– А ты что думаешь, Богоматерь? – Наташа беззвучно шевелила губами, отстраненно скользила глазами по пурпурному её плащу, сидящему на груди румяному младенцу, колоннам, расписанным богатым орнаментом. Но Богоматерь не смотрела на Наташу, не прощупывала праведным взглядом Наташино далеко не святое нутро. Она кротко и печально созерцала стоящего перед ней – нарисованной, как картина в картине, коленопреклоненного мужчину.
– «Нечаянная радость», – прочитала Наташа название сюжета. И вдруг улыбнулась, не специально, не от смеха, улыбка без спроса выпорхнула багряной бабочкой изнутри и коснулась губ, – самой смешно, ага. Побеседовала с Богоматерью. С ума не сходи, Наталья, – она резко развернулась и почти бегом выскочила за порог, широко распахнув массивную дверь, растревожив внезапной уличной свежестью, устремленное ввысь пламя свечей.
Наташа бежала прочь, преследуемая этой «нечаянной радостью», тогда, когда для радости не оставалось ни одного повода, и не было никаких сил отогнать это внезапное, почти забытое чувство.
– Бесплатная психотерапия, – так она объясняла себе, ставшие регулярными, беззвучные исповеди перед иконой «Нечаянная радость». Событие за событием, год за годом Наташа выворачивала перед ней свою жизнь, надеясь сама разобраться, понять, осмыслить.
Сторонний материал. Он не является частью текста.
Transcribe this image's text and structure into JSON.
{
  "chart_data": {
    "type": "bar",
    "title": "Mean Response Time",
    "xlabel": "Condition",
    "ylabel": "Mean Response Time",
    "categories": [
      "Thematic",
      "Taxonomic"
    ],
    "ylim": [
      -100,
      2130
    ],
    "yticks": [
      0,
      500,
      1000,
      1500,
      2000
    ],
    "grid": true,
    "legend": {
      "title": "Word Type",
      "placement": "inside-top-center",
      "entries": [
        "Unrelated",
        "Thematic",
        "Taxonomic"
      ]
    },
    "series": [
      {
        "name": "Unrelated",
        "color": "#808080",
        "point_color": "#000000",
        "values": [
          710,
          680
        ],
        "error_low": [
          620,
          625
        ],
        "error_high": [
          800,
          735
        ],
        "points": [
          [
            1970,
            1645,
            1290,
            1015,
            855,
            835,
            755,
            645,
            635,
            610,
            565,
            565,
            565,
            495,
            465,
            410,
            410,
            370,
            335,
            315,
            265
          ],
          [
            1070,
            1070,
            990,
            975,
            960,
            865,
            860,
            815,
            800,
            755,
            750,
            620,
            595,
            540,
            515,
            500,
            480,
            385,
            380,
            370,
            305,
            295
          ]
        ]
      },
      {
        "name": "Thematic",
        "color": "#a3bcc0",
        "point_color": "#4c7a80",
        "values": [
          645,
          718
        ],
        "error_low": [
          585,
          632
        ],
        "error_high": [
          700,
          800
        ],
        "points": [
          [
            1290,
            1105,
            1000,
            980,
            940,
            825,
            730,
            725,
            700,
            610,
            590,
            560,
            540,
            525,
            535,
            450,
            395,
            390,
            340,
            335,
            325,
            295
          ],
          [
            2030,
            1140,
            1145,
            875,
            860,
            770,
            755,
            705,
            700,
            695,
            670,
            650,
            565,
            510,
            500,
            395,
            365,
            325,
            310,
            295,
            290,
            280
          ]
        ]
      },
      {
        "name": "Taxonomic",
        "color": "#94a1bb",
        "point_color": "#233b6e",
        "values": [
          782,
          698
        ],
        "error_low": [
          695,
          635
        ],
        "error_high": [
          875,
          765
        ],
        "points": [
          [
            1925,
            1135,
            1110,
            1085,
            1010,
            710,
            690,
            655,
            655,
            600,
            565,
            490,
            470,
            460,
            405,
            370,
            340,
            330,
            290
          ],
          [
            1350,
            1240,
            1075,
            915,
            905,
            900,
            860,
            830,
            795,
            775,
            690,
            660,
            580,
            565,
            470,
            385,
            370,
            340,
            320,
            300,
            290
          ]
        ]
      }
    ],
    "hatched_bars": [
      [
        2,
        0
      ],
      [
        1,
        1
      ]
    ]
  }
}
А Богоматерь слушала. Не отвечала. Пожалуй, это было самое ценное: не осуждала, не советовала, не завидовала и не сочувствовала. Просто дарила каплю нечаянной радости каждую встречу – как таблетку антидепрессанта мгновенного действия. Но после одной пилюли требовалось еще. И еще.
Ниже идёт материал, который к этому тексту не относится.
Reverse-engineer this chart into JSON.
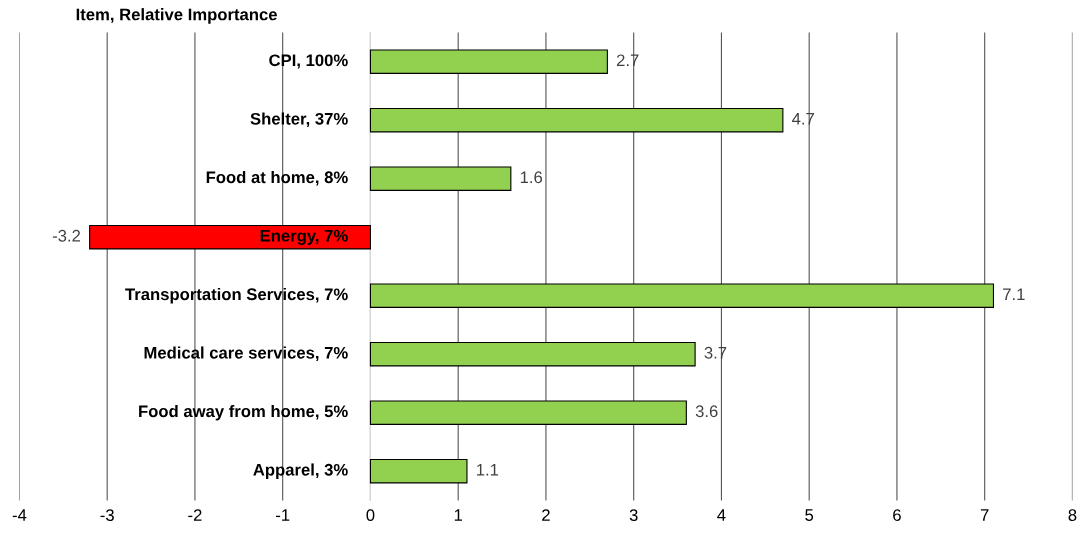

И Наташа снова шла в храм.
– Наташенька, а ты какими судьбами здесь? – Коля Лаврентьев прислонил лопату, которой разгребал кладбищенские дорожки, к металлической ограде прошлогодней могилы. Здесь была похоронена учительница истории из их школы. Калитку и ограду Коля сам сваривал прошлым летом. И ставил сам: надежно, добротно, так повернул калитку, чтобы даже зимой можно было навестить усопшую. И родственники пользовались преимуществом крайнего расположения могилки – приходили. На столике перекатывалось и раздувалось ветром ярко-желтое, прорезающее серость дня, пшено. Еще немного – и ни зернышка не достанется разжиревшим кладбищенским воронам. И горсть дешёвых «Барбарисок», чуть припорошенная колючками январского снега.
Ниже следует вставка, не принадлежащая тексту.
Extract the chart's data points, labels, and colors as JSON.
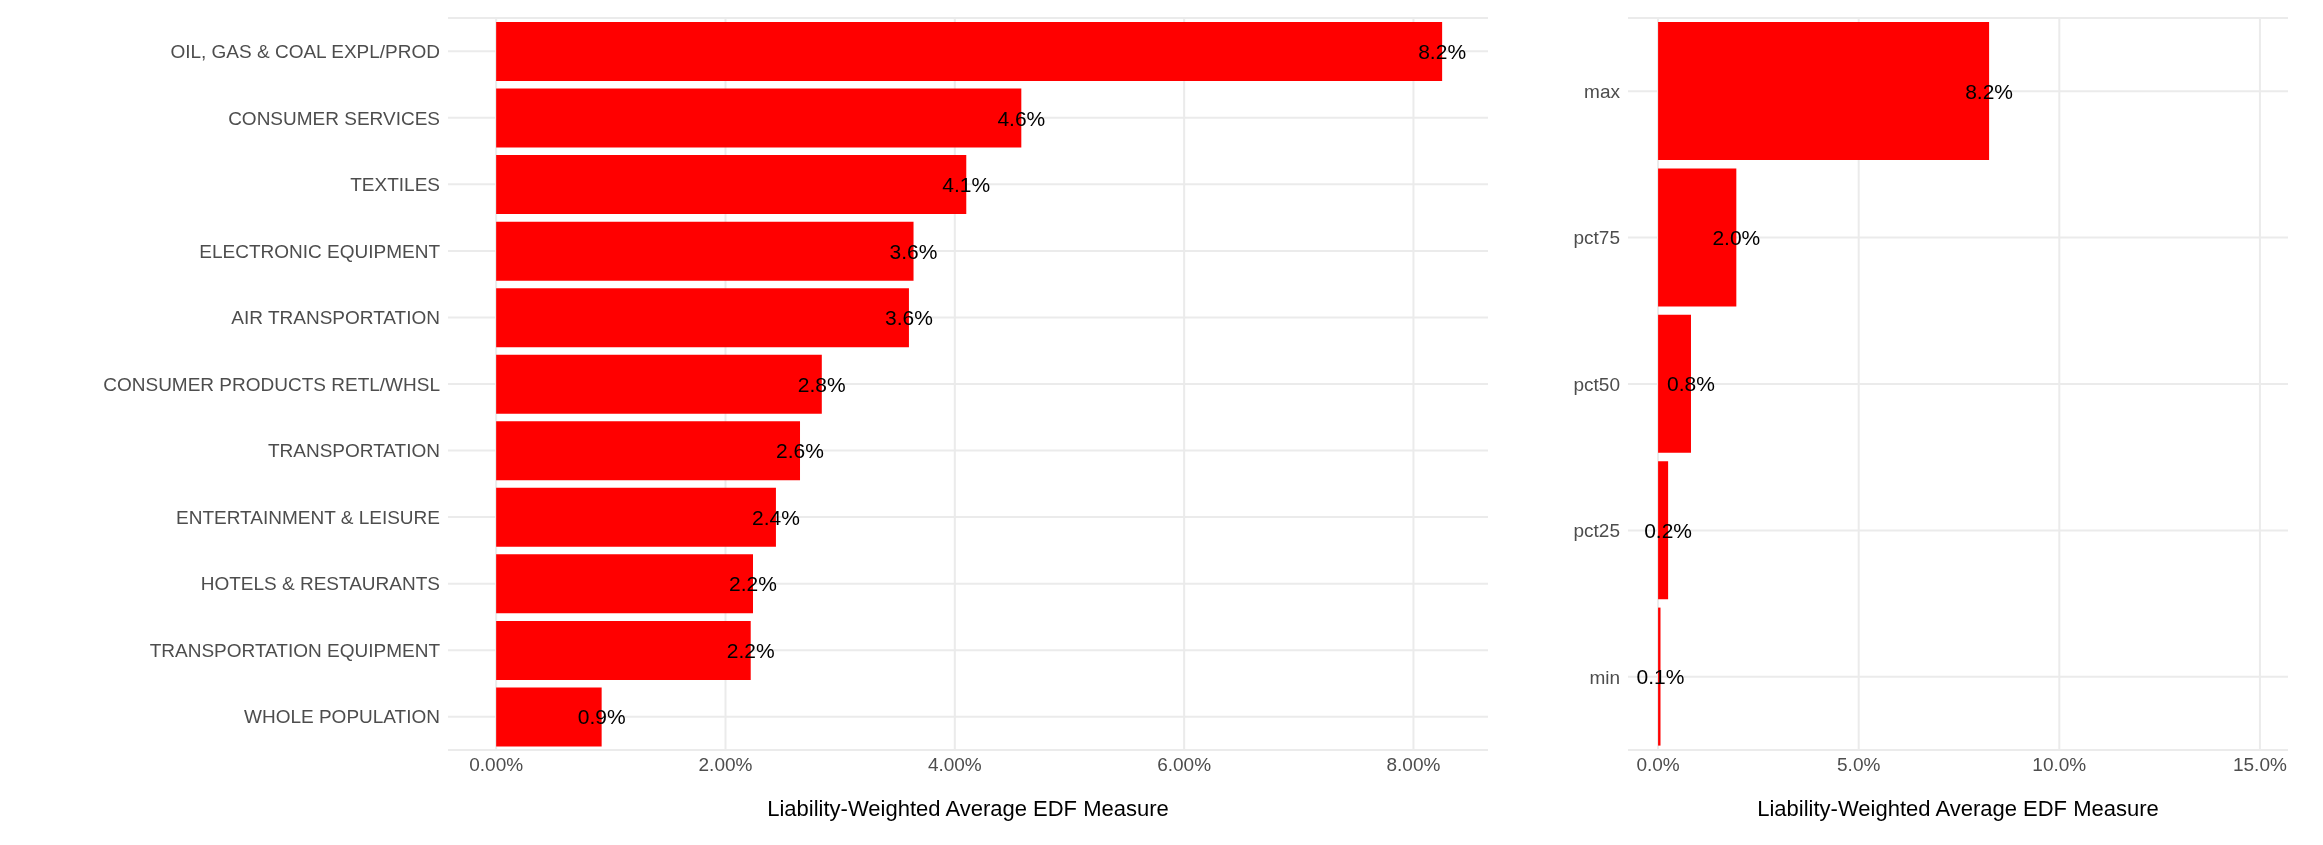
{
  "chart_data": [
    {
      "type": "bar",
      "orientation": "horizontal",
      "categories": [
        "OIL, GAS & COAL EXPL/PROD",
        "CONSUMER SERVICES",
        "TEXTILES",
        "ELECTRONIC EQUIPMENT",
        "AIR TRANSPORTATION",
        "CONSUMER PRODUCTS RETL/WHSL",
        "TRANSPORTATION",
        "ENTERTAINMENT & LEISURE",
        "HOTELS & RESTAURANTS",
        "TRANSPORTATION EQUIPMENT",
        "WHOLE POPULATION"
      ],
      "values": [
        8.25,
        4.58,
        4.1,
        3.64,
        3.6,
        2.84,
        2.65,
        2.44,
        2.24,
        2.22,
        0.92
      ],
      "value_labels": [
        "8.2%",
        "4.6%",
        "4.1%",
        "3.6%",
        "3.6%",
        "2.8%",
        "2.6%",
        "2.4%",
        "2.2%",
        "2.2%",
        "0.9%"
      ],
      "color": "#ff0000",
      "xlabel": "Liability-Weighted Average EDF Measure",
      "xlim": [
        -0.42,
        8.65
      ],
      "xticks": [
        {
          "value": 0,
          "label": "0.00%"
        },
        {
          "value": 2,
          "label": "2.00%"
        },
        {
          "value": 4,
          "label": "4.00%"
        },
        {
          "value": 6,
          "label": "6.00%"
        },
        {
          "value": 8,
          "label": "8.00%"
        }
      ],
      "grid": true
    },
    {
      "type": "bar",
      "orientation": "horizontal",
      "categories": [
        "max",
        "pct75",
        "pct50",
        "pct25",
        "min"
      ],
      "values": [
        8.25,
        1.95,
        0.82,
        0.25,
        0.06
      ],
      "value_labels": [
        "8.2%",
        "2.0%",
        "0.8%",
        "0.2%",
        "0.1%"
      ],
      "color": "#ff0000",
      "xlabel": "Liability-Weighted Average EDF Measure",
      "xlim": [
        -0.75,
        15.7
      ],
      "xticks": [
        {
          "value": 0,
          "label": "0.0%"
        },
        {
          "value": 5,
          "label": "5.0%"
        },
        {
          "value": 10,
          "label": "10.0%"
        },
        {
          "value": 15,
          "label": "15.0%"
        }
      ],
      "grid": true
    }
  ]
}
Наташа не сразу сообразила, что к ней обращается живой человек – теплый и говорящий – так была погружена в созерцание собственного трупа, нервно раскачивающегося на березе.
– Помолиться пришла? Ребёночка попросить? Давно пора, – Коля стянул брезентовые рукавицы и поднял упавший на снег Наташин платок, – с Богом-то оно надёжней.
– Не умею я молиться, Коленька, разговариваю просто, – она забрала платок и поплотнее укутала шею, – ветрено.